On Sat, 2010-02-06 at 09:31 +0000, Tom Parker wrote:
> On 2 February 2010 21:16, maximilian attems <max@stro.at> wrote:
> > Squeeze will release with 2.6.32 can anyone of you still
> > reproduce this?
> >
> > also please make sure to use latest powertop, aka
> > ii powertop 1.13~pre201001 Linux tool to find out what is using power
>
> palfrey@drone:[~] dpkg -l |grep powertop
> ii powertop 1.13~pre20100125-1
> Linux tool to find out what is using power
> o
> palfrey@drone:[~] uname -a
> Linux drone 2.6.32-1-686 #1 SMP Mon Feb 1 01:37:26 UTC 2010 i686 GNU/Linux
>
> Attached is powertop.log ('powertop -d') and top.log('top -b -n 1')
>
> As you can see, the major wakeup is still "Load balancing tick", which
> I'm guessing is a translated name for hrtimer_start_expires? I think
> the ACPI estimate of 1.1W is a little off though...
hrtimer_start_expires() is a generic function in the kernel to schedule
a wakeup by the high-resolution timer. In 2.6.32 it is an inline
function that calls hrtimer_start_range_ns(). Powertop recognises and
relabels some specific calling sequences, including this one.

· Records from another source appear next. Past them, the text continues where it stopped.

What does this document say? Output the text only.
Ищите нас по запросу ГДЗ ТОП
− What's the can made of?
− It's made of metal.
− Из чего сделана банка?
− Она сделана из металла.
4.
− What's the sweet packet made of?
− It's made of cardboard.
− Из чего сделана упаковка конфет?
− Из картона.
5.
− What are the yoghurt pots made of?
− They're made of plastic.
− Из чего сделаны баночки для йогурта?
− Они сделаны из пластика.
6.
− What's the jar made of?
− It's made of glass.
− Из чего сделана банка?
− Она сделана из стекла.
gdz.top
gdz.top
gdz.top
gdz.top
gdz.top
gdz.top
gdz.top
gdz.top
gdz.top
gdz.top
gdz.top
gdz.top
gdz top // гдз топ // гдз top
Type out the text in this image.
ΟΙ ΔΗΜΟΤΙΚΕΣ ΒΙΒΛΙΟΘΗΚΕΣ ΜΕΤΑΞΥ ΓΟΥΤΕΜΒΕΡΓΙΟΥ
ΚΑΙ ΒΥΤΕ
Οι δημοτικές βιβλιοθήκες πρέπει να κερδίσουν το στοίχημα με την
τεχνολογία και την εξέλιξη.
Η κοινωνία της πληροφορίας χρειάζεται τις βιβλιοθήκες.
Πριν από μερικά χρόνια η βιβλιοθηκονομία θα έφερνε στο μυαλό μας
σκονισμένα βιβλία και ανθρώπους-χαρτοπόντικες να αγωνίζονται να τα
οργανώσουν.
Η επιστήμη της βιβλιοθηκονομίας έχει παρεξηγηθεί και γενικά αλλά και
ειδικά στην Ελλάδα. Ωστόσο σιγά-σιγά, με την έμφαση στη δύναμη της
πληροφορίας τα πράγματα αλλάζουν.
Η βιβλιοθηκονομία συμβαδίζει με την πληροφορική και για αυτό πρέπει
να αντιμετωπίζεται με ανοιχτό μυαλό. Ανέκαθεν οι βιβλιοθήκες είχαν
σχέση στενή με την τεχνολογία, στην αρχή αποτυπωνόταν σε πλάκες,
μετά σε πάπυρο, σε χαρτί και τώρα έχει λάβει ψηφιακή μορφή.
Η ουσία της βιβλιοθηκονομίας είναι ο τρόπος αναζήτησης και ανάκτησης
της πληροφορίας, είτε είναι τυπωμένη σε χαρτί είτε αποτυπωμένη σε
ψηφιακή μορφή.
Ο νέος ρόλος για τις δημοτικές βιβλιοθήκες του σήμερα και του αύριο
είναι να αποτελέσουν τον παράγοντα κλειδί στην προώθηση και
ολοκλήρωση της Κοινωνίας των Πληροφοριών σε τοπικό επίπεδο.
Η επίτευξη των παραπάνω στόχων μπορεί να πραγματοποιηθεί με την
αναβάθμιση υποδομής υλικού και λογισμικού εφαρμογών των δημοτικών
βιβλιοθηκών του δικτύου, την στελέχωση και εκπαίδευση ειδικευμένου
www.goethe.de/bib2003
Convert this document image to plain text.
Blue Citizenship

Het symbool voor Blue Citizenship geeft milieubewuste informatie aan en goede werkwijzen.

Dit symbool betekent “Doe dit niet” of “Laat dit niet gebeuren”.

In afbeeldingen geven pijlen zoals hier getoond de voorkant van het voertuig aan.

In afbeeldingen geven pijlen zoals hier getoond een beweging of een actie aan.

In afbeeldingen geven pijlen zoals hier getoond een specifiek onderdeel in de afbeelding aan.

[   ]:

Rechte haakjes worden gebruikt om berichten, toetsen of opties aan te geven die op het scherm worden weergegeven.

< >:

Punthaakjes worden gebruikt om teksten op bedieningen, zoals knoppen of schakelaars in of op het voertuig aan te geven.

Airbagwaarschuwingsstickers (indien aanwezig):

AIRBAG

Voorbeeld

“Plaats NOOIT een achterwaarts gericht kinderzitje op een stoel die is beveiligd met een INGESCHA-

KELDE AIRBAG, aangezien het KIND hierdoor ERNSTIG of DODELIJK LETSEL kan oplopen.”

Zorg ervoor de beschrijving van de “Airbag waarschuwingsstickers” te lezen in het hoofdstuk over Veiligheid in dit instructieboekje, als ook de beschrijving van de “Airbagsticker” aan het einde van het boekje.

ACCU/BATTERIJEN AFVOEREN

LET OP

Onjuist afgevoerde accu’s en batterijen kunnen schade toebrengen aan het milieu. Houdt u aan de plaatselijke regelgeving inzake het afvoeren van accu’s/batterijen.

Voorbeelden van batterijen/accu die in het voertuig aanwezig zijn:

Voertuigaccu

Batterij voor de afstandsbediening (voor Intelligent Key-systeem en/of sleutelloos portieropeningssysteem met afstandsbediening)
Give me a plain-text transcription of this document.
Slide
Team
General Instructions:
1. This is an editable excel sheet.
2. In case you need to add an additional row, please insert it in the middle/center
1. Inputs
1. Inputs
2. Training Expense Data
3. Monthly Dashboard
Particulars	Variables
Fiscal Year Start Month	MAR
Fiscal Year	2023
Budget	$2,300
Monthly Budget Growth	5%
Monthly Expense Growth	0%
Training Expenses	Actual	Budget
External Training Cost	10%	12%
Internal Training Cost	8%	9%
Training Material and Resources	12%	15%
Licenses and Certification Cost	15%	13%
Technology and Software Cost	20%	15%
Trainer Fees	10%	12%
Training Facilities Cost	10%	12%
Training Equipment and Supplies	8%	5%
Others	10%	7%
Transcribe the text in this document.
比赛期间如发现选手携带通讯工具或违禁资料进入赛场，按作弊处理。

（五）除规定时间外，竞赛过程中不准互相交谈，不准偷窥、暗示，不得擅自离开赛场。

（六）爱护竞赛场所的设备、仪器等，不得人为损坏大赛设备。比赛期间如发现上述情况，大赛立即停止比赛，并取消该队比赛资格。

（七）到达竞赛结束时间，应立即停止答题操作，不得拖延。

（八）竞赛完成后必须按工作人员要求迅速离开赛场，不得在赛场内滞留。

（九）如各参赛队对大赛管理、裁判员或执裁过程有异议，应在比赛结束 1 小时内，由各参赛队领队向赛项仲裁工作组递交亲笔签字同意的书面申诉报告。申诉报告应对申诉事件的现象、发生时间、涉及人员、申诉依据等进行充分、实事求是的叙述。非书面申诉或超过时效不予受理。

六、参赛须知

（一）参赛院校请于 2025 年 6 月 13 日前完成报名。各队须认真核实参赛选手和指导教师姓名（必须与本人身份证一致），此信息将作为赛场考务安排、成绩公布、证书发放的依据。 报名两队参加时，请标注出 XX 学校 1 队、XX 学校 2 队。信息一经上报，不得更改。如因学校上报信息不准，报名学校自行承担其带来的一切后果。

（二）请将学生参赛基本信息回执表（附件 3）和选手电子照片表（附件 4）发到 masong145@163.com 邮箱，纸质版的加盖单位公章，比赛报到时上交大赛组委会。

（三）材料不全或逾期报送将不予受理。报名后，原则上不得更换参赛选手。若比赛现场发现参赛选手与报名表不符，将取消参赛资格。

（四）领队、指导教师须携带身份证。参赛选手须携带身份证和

If I understand correctly, these are scheduler ticks that periodically
interrupt the running task (preemption). However, on a kernel compiled
with the NOHZ option (as Debian's kernel images are) this should never
wake the system up - scheduler ticks are disabled when there are no
tasks ready to run and no other timers due to expire before the next
tick.
I can only suggest you report this upstream at
<http://bugzilla.kernel.org>. Use product 'Process Management',
component 'Scheduler'. Let us know the bug number so we can track it.
> So, doesn't look fixed. I'm currently at FOSDEM if anyone with more
> knowledge wants to borrow my laptop to do more debugging on this.
Sorry I didn't have the time to do this. This is not really my area of
expertise though.
Ben.
--
Ben Hutchings
Humour is the best antidote to reality.